第9話 アンドロマリウスのお小言

「アンドレアルフスに関わるな」

「え?」

 商館から戻ってきて早々、アンドロマリウスはシェリルに釘を刺した。商館を出た彼女は、すっかり日が落ちていた事に驚いていた。流石に夜になっても戻らなければ誰だって心配するだろう。

 商館という近場であった事もあり、彼女は軽装だった。

 だが、アンドロマリウスが言っているのは、そういう事ではないのは確かだ。


「お前が出て行ってから、お前の気配が分散したんだ」

「分散?」

 真面目なこの悪魔は、シェリルを探しながらも夕食の準備をしていたらしい。温め直すだけになっているスープを用意しながらアンドロマリウスは続きを口にした。

「俺を撒くためだろう。

 ただの時間稼ぎだが……

 そのおかげで、お前自身を結界に閉じこめる程入念だと気が付くのに時間がかかった」

「……そこまでして、私と話したがっていたの?」

 シェリルは顔をひきつらせた。アンドレアルフスの計画は、入念というよりも執念すら感じさせる。

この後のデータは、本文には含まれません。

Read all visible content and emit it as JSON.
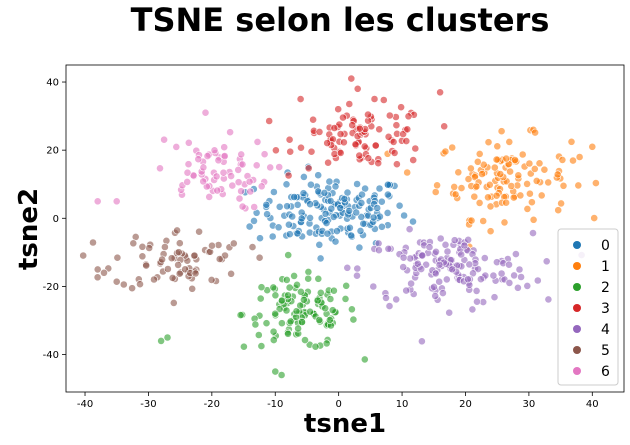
{
  "chart_data": {
    "type": "scatter",
    "title": "TSNE selon les clusters",
    "xlabel": "tsne1",
    "ylabel": "tsne2",
    "xlim": [
      -43,
      45
    ],
    "ylim": [
      -51,
      45
    ],
    "xticks": [
      -40,
      -30,
      -20,
      -10,
      0,
      10,
      20,
      30,
      40
    ],
    "yticks": [
      -40,
      -20,
      0,
      20,
      40
    ],
    "grid": false,
    "legend_position": "lower-right",
    "series": [
      {
        "name": "0",
        "color": "#1f77b4",
        "center": [
          -1,
          2
        ],
        "spread": [
          8,
          7
        ],
        "count": 170
      },
      {
        "name": "1",
        "color": "#ff7f0e",
        "center": [
          26,
          12
        ],
        "spread": [
          7,
          8
        ],
        "count": 120
      },
      {
        "name": "2",
        "color": "#2ca02c",
        "center": [
          -6,
          -28
        ],
        "spread": [
          6,
          7
        ],
        "count": 115
      },
      {
        "name": "3",
        "color": "#d62728",
        "center": [
          4,
          24
        ],
        "spread": [
          7,
          6
        ],
        "count": 95
      },
      {
        "name": "4",
        "color": "#9467bd",
        "center": [
          17,
          -15
        ],
        "spread": [
          9,
          7
        ],
        "count": 150
      },
      {
        "name": "5",
        "color": "#8c564b",
        "center": [
          -25,
          -12
        ],
        "spread": [
          7,
          6
        ],
        "count": 75
      },
      {
        "name": "6",
        "color": "#e377c2",
        "center": [
          -20,
          13
        ],
        "spread": [
          6,
          7
        ],
        "count": 70
      }
    ],
    "extra_points": [
      {
        "series": "3",
        "x": 2,
        "y": 41
      },
      {
        "series": "3",
        "x": 3,
        "y": 38
      },
      {
        "series": "3",
        "x": -6,
        "y": 35
      },
      {
        "series": "3",
        "x": 16,
        "y": 37
      },
      {
        "series": "1",
        "x": 40,
        "y": 21
      },
      {
        "series": "1",
        "x": 38,
        "y": 18
      },
      {
        "series": "6",
        "x": -21,
        "y": 31
      },
      {
        "series": "6",
        "x": -38,
        "y": 5
      },
      {
        "series": "6",
        "x": -35,
        "y": 5
      },
      {
        "series": "5",
        "x": -38,
        "y": -15
      },
      {
        "series": "5",
        "x": -37,
        "y": -16
      },
      {
        "series": "2",
        "x": -27,
        "y": -35
      },
      {
        "series": "2",
        "x": -28,
        "y": -36
      },
      {
        "series": "2",
        "x": -10,
        "y": -45
      },
      {
        "series": "2",
        "x": -9,
        "y": -46
      }
    ]
  }
}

 振り返ったアンドロマリウスは、シェリルの表情を見て、そっと目を伏せて夕食の支度に戻った。

「――変わった悪魔だからな」




 器はスープで満たされ、パンが添えられた。今夜は香味の効いた鶏肉と野菜のスープであるようだ。

 こんな料理を用意するこの悪魔も、十分に変わっているとシェリルは思ったが、その事は言わなかった。

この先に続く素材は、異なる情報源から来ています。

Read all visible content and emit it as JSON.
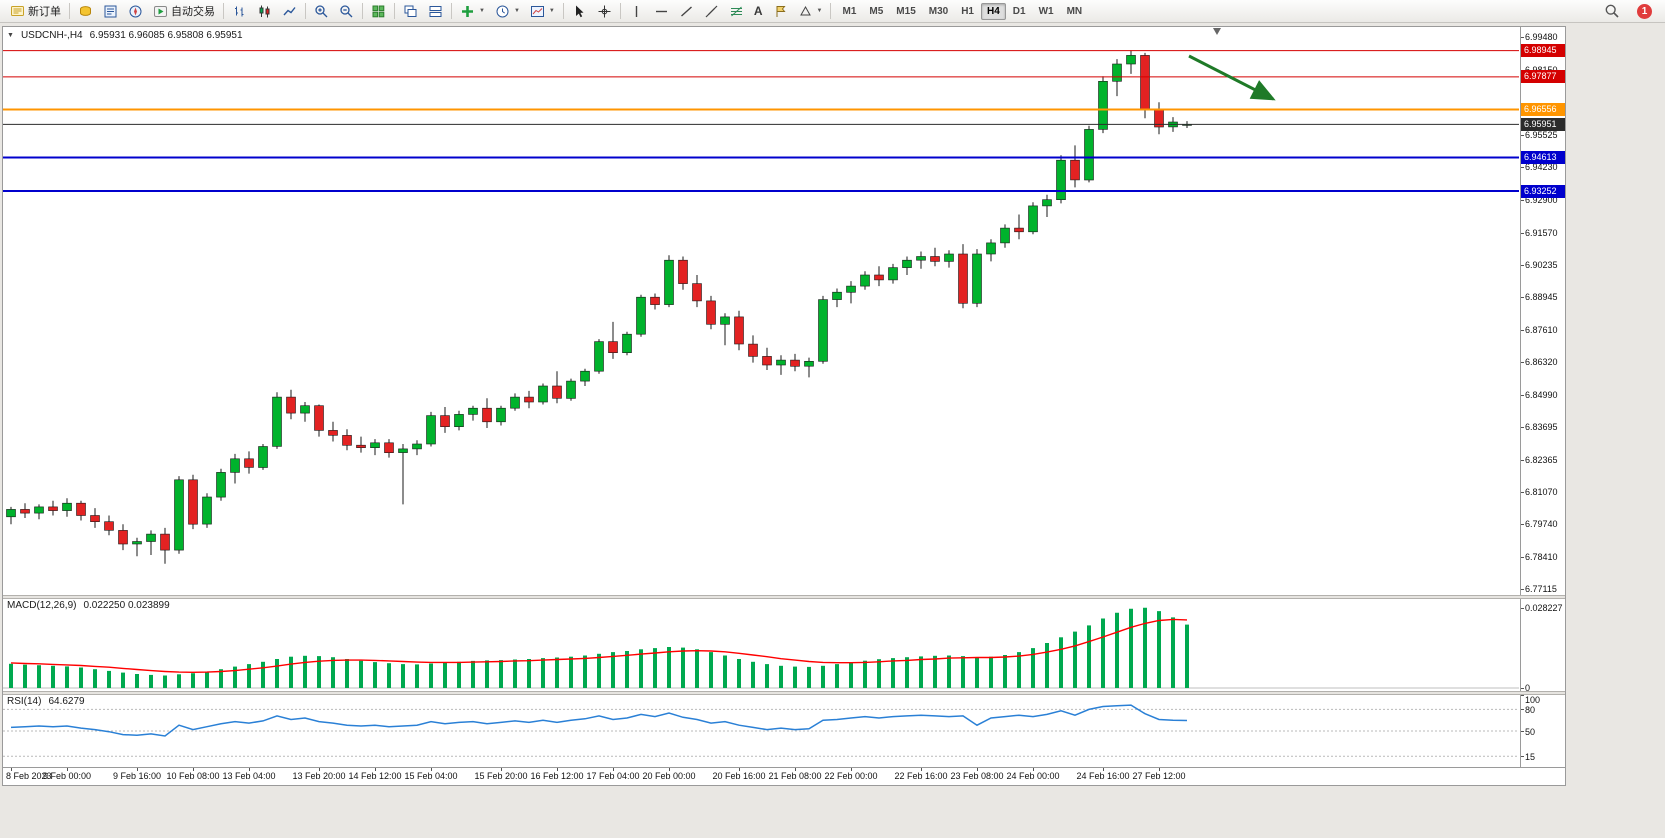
{
  "toolbar": {
    "new_order_label": "新订单",
    "autotrading_label": "自动交易",
    "timeframes": [
      "M1",
      "M5",
      "M15",
      "M30",
      "H1",
      "H4",
      "D1",
      "W1",
      "MN"
    ],
    "active_timeframe": "H4",
    "notification_count": "1",
    "icon_names": [
      "new-order",
      "symbols",
      "data-window",
      "navigator",
      "autotrading",
      "bars-chart",
      "candlestick-chart",
      "line-chart",
      "zoom-in",
      "zoom-out",
      "tile-windows",
      "cascade-windows",
      "arrange-windows",
      "indicators",
      "periods",
      "templates",
      "cursor",
      "crosshair",
      "vertical-line",
      "horizontal-line",
      "trendline",
      "equidistant-channel",
      "fibonacci",
      "text",
      "text-label",
      "shapes",
      "search",
      "notifications"
    ]
  },
  "chart_header": {
    "symbol": "USDCNH-,H4",
    "ohlc": "6.95931 6.96085 6.95808 6.95951"
  },
  "chart_data": {
    "type": "candlestick",
    "symbol": "USDCNH-",
    "period": "H4",
    "price_axis": {
      "min": 6.7688,
      "max": 6.999,
      "labels": [
        "6.99480",
        "6.98150",
        "6.95525",
        "6.94230",
        "6.92900",
        "6.91570",
        "6.90235",
        "6.88945",
        "6.87610",
        "6.86320",
        "6.84990",
        "6.83695",
        "6.82365",
        "6.81070",
        "6.79740",
        "6.78410",
        "6.77115"
      ]
    },
    "hlines": [
      {
        "price": 6.98945,
        "label": "6.98945",
        "color": "#d40000",
        "width": 1,
        "role": "resistance-1"
      },
      {
        "price": 6.97877,
        "label": "6.97877",
        "color": "#d40000",
        "width": 1,
        "role": "resistance-2"
      },
      {
        "price": 6.96556,
        "label": "6.96556",
        "color": "#ff9500",
        "width": 2,
        "role": "pivot"
      },
      {
        "price": 6.95951,
        "label": "6.95951",
        "color": "#2b2b2b",
        "width": 1,
        "role": "current-price"
      },
      {
        "price": 6.94613,
        "label": "6.94613",
        "color": "#0000cd",
        "width": 2,
        "role": "support-1"
      },
      {
        "price": 6.93252,
        "label": "6.93252",
        "color": "#0000cd",
        "width": 2,
        "role": "support-2"
      }
    ],
    "arrow_annotation": {
      "x1_frac": 0.782,
      "price1": 6.9872,
      "x2_frac": 0.838,
      "price2": 6.97,
      "color": "#1f7a28"
    },
    "shift_marker_frac": 0.801,
    "candles": [
      [
        6.8005,
        6.8045,
        6.7975,
        6.8035
      ],
      [
        6.8035,
        6.806,
        6.8,
        6.802
      ],
      [
        6.802,
        6.8055,
        6.7995,
        6.8045
      ],
      [
        6.8045,
        6.807,
        6.801,
        6.803
      ],
      [
        6.803,
        6.808,
        6.8005,
        6.806
      ],
      [
        6.806,
        6.807,
        6.799,
        6.801
      ],
      [
        6.801,
        6.804,
        6.796,
        6.7985
      ],
      [
        6.7985,
        6.801,
        6.793,
        6.795
      ],
      [
        6.795,
        6.7975,
        6.787,
        6.7895
      ],
      [
        6.7895,
        6.792,
        6.7845,
        6.7905
      ],
      [
        6.7905,
        6.795,
        6.785,
        6.7935
      ],
      [
        6.7935,
        6.796,
        6.7815,
        6.787
      ],
      [
        6.787,
        6.817,
        6.7855,
        6.8155
      ],
      [
        6.8155,
        6.8175,
        6.7955,
        6.7975
      ],
      [
        6.7975,
        6.81,
        6.796,
        6.8085
      ],
      [
        6.8085,
        6.82,
        6.807,
        6.8185
      ],
      [
        6.8185,
        6.826,
        6.814,
        6.824
      ],
      [
        6.824,
        6.827,
        6.818,
        6.8205
      ],
      [
        6.8205,
        6.83,
        6.8195,
        6.829
      ],
      [
        6.829,
        6.851,
        6.828,
        6.849
      ],
      [
        6.849,
        6.852,
        6.84,
        6.8425
      ],
      [
        6.8425,
        6.847,
        6.839,
        6.8455
      ],
      [
        6.8455,
        6.846,
        6.833,
        6.8355
      ],
      [
        6.8355,
        6.839,
        6.831,
        6.8335
      ],
      [
        6.8335,
        6.836,
        6.8275,
        6.8295
      ],
      [
        6.8295,
        6.833,
        6.8265,
        6.8285
      ],
      [
        6.8285,
        6.832,
        6.8255,
        6.8305
      ],
      [
        6.8305,
        6.832,
        6.8245,
        6.8265
      ],
      [
        6.8265,
        6.83,
        6.8055,
        6.828
      ],
      [
        6.828,
        6.8315,
        6.8255,
        6.83
      ],
      [
        6.83,
        6.843,
        6.829,
        6.8415
      ],
      [
        6.8415,
        6.845,
        6.8345,
        6.837
      ],
      [
        6.837,
        6.8435,
        6.8355,
        6.842
      ],
      [
        6.842,
        6.8455,
        6.8395,
        6.8445
      ],
      [
        6.8445,
        6.8485,
        6.8365,
        6.839
      ],
      [
        6.839,
        6.8455,
        6.8375,
        6.8445
      ],
      [
        6.8445,
        6.8505,
        6.8435,
        6.849
      ],
      [
        6.849,
        6.8515,
        6.8445,
        6.847
      ],
      [
        6.847,
        6.8545,
        6.846,
        6.8535
      ],
      [
        6.8535,
        6.8595,
        6.8465,
        6.8485
      ],
      [
        6.8485,
        6.8565,
        6.8475,
        6.8555
      ],
      [
        6.8555,
        6.8605,
        6.8535,
        6.8595
      ],
      [
        6.8595,
        6.8725,
        6.8585,
        6.8715
      ],
      [
        6.8715,
        6.8795,
        6.8645,
        6.867
      ],
      [
        6.867,
        6.8755,
        6.866,
        6.8745
      ],
      [
        6.8745,
        6.8905,
        6.8735,
        6.8895
      ],
      [
        6.8895,
        6.891,
        6.8845,
        6.8865
      ],
      [
        6.8865,
        6.9065,
        6.8855,
        6.9045
      ],
      [
        6.9045,
        6.906,
        6.8925,
        6.895
      ],
      [
        6.895,
        6.8985,
        6.8855,
        6.888
      ],
      [
        6.888,
        6.89,
        6.8765,
        6.8785
      ],
      [
        6.8785,
        6.883,
        6.87,
        6.8815
      ],
      [
        6.8815,
        6.884,
        6.868,
        6.8705
      ],
      [
        6.8705,
        6.874,
        6.863,
        6.8655
      ],
      [
        6.8655,
        6.869,
        6.86,
        6.862
      ],
      [
        6.862,
        6.866,
        6.858,
        6.864
      ],
      [
        6.864,
        6.8665,
        6.8595,
        6.8615
      ],
      [
        6.8615,
        6.865,
        6.857,
        6.8635
      ],
      [
        6.8635,
        6.89,
        6.8625,
        6.8885
      ],
      [
        6.8885,
        6.893,
        6.8855,
        6.8915
      ],
      [
        6.8915,
        6.896,
        6.887,
        6.894
      ],
      [
        6.894,
        6.9,
        6.8925,
        6.8985
      ],
      [
        6.8985,
        6.902,
        6.894,
        6.8965
      ],
      [
        6.8965,
        6.903,
        6.895,
        6.9015
      ],
      [
        6.9015,
        6.906,
        6.8985,
        6.9045
      ],
      [
        6.9045,
        6.908,
        6.901,
        6.906
      ],
      [
        6.906,
        6.9095,
        6.902,
        6.904
      ],
      [
        6.904,
        6.9085,
        6.9015,
        6.907
      ],
      [
        6.907,
        6.911,
        6.885,
        6.887
      ],
      [
        6.887,
        6.909,
        6.8855,
        6.907
      ],
      [
        6.907,
        6.913,
        6.904,
        6.9115
      ],
      [
        6.9115,
        6.919,
        6.9095,
        6.9175
      ],
      [
        6.9175,
        6.923,
        6.913,
        6.916
      ],
      [
        6.916,
        6.928,
        6.915,
        6.9265
      ],
      [
        6.9265,
        6.931,
        6.922,
        6.929
      ],
      [
        6.929,
        6.947,
        6.9275,
        6.945
      ],
      [
        6.945,
        6.951,
        6.934,
        6.937
      ],
      [
        6.937,
        6.959,
        6.936,
        6.9575
      ],
      [
        6.9575,
        6.979,
        6.956,
        6.977
      ],
      [
        6.977,
        6.986,
        6.971,
        6.984
      ],
      [
        6.984,
        6.9895,
        6.98,
        6.9875
      ],
      [
        6.9875,
        6.9885,
        6.962,
        6.9655
      ],
      [
        6.9655,
        6.9685,
        6.9555,
        6.9585
      ],
      [
        6.9585,
        6.9625,
        6.9565,
        6.9605
      ],
      [
        6.95931,
        6.96085,
        6.95808,
        6.95951
      ]
    ],
    "time_labels": [
      "8 Feb 2023",
      "9 Feb 00:00",
      "9 Feb 16:00",
      "10 Feb 08:00",
      "13 Feb 04:00",
      "13 Feb 20:00",
      "14 Feb 12:00",
      "15 Feb 04:00",
      "15 Feb 20:00",
      "16 Feb 12:00",
      "17 Feb 04:00",
      "20 Feb 00:00",
      "20 Feb 16:00",
      "21 Feb 08:00",
      "22 Feb 00:00",
      "22 Feb 16:00",
      "23 Feb 08:00",
      "24 Feb 00:00",
      "24 Feb 16:00",
      "27 Feb 12:00"
    ],
    "indicators": {
      "macd": {
        "label": "MACD(12,26,9)",
        "values": "0.022250 0.023899",
        "axis_max_label": "0.028227",
        "axis_min_label": "0",
        "scale_max": 0.0295,
        "histogram": [
          0.0085,
          0.0082,
          0.008,
          0.0078,
          0.0076,
          0.0072,
          0.0066,
          0.006,
          0.0054,
          0.0049,
          0.0046,
          0.0044,
          0.0048,
          0.0052,
          0.0058,
          0.0066,
          0.0075,
          0.0084,
          0.0092,
          0.0102,
          0.011,
          0.0113,
          0.0112,
          0.0108,
          0.0102,
          0.0096,
          0.0091,
          0.0087,
          0.0084,
          0.0083,
          0.0086,
          0.0089,
          0.0092,
          0.0095,
          0.0097,
          0.0098,
          0.01,
          0.0102,
          0.0105,
          0.0107,
          0.011,
          0.0114,
          0.012,
          0.0126,
          0.013,
          0.0136,
          0.014,
          0.0144,
          0.0142,
          0.0136,
          0.0126,
          0.0114,
          0.0102,
          0.0092,
          0.0084,
          0.0078,
          0.0075,
          0.0074,
          0.0078,
          0.0084,
          0.009,
          0.0096,
          0.0101,
          0.0105,
          0.0108,
          0.0111,
          0.0113,
          0.0114,
          0.0112,
          0.0108,
          0.011,
          0.0116,
          0.0126,
          0.014,
          0.0158,
          0.0178,
          0.0198,
          0.022,
          0.0244,
          0.0264,
          0.0278,
          0.0282,
          0.027,
          0.0248,
          0.02225
        ],
        "signal": [
          0.0088,
          0.0086,
          0.0085,
          0.0083,
          0.0081,
          0.0079,
          0.0076,
          0.0073,
          0.0069,
          0.0065,
          0.0061,
          0.0058,
          0.0056,
          0.0055,
          0.0056,
          0.0058,
          0.0061,
          0.0066,
          0.0071,
          0.0077,
          0.0084,
          0.009,
          0.0094,
          0.0097,
          0.0098,
          0.0098,
          0.0097,
          0.0095,
          0.0093,
          0.0091,
          0.009,
          0.009,
          0.009,
          0.0091,
          0.0092,
          0.0093,
          0.0095,
          0.0096,
          0.0098,
          0.01,
          0.0102,
          0.0104,
          0.0107,
          0.0111,
          0.0115,
          0.0119,
          0.0123,
          0.0127,
          0.013,
          0.0131,
          0.013,
          0.0127,
          0.0122,
          0.0116,
          0.011,
          0.0103,
          0.0098,
          0.0093,
          0.009,
          0.0089,
          0.0089,
          0.009,
          0.0092,
          0.0095,
          0.0097,
          0.01,
          0.0102,
          0.0105,
          0.0106,
          0.0107,
          0.0107,
          0.0109,
          0.0112,
          0.0118,
          0.0126,
          0.0136,
          0.0148,
          0.0163,
          0.0179,
          0.0196,
          0.0213,
          0.0227,
          0.0237,
          0.0241,
          0.0239
        ]
      },
      "rsi": {
        "label": "RSI(14)",
        "value": "64.6279",
        "axis_labels": [
          "100",
          "80",
          "50",
          "15"
        ],
        "levels": [
          80,
          50,
          15
        ],
        "values": [
          55,
          56,
          57,
          56,
          57,
          54,
          52,
          49,
          45,
          44,
          46,
          43,
          58,
          52,
          56,
          60,
          63,
          61,
          64,
          71,
          66,
          68,
          63,
          61,
          58,
          57,
          58,
          56,
          57,
          58,
          63,
          60,
          62,
          63,
          60,
          62,
          64,
          62,
          65,
          62,
          65,
          67,
          71,
          66,
          68,
          73,
          70,
          75,
          69,
          66,
          61,
          63,
          58,
          55,
          52,
          54,
          52,
          53,
          65,
          66,
          68,
          70,
          68,
          70,
          71,
          72,
          71,
          70,
          71,
          58,
          68,
          70,
          72,
          70,
          73,
          78,
          72,
          80,
          84,
          85,
          86,
          74,
          66,
          65,
          64.6279
        ]
      }
    },
    "colors": {
      "up": "#00b32c",
      "down": "#e32222",
      "wick": "#1a1a1a",
      "macd_hist": "#00a94f",
      "macd_signal": "#ff0000",
      "rsi_line": "#2a80d6"
    }
  }
}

 糧に小さな祈りを捧げ、口に付ける。キッチンで栽培している薬草の香りがした。おいしい。彼女は口元を緩めて、味付けを褒めた。

 五十年くらい前は、素直に食べられなかった料理だ。

 しかし今では、自然に味わいながら食べている。二人は二人が思っているよりも、自然に生活できる程の関係になっていた。

「普通に接触しようとするのなら、俺だって警戒しない。

 育ての親だから、一応信用はしているんだ」

 シェリルは咀嚼しながら、いつもより饒舌なアンドロマリウスの話を聞いている。


「一対一で、ゆっくり話がしたいっていう感じの事を言われたわよ」

「簡単に悪魔を信用するな」

 ――それをあなたが言うのか。そう言いそうになるのを鶏肉と一緒に飲み込んだ。

「あなたに対してそんな事してるなんて、知らなかったもの」

 その代わりに言い訳じみた事を口に出す。

 アンドロマリウスの眉間に皺が寄った。

「だから、簡単に信用するなと言っているんだ」

 眉間に皺が寄っているのには気が付いているらしい。彼は眉間の皺を伸ばすように揉み、溜息を吐いた。そして自分用に注いでいたカップを手に取りながら、再び口を開く。

「俺は、お前の為に言っている。

 俺自身の保身の為じゃあない」

 悪魔を簡単に信用するなと言うのに、アンドロマリウス自身の言う事は信用しろと言う。その矛盾に気が付かないシェリルではないし、それを指摘する意味もない事も分かっていた。


 アンドロマリウスは、不必要には嘘を吐けない悪魔だ。百年一緒に過ごしていたシェリルは確信していた。基本的に、彼の悪魔の言う事は正しい。彼の場合は嘘を吐く代わりに口に出さずにおくのだろう。

 今までシェリルは「だから、寡黙な悪魔なのだ」と思っていた。



 ――それは恐らく、半分正解だったのだ。



 シェリルがアンドロマリウスに心を開かないように、アンドロマリウスもまた、シェリルに心を開いていなかった。今、彼が饒舌なのは知己の悪魔に会ったからなのだろう。

 決してシェリルに心を開いたからではない。この事を伝えるのが必要だと感じたからなのだ。

「アンドレアルフスを信用しすぎちゃいけない理由は?」

 シェリルはこの状況を利用する事にした。悪魔は意識的に人間の思考を操作する事がある、とアンドレアルフスが言っていたのを覚えていたのだ。

「アレは、人間を試すのが好きだからだ」

 たった一言だったが、明快な答えだった。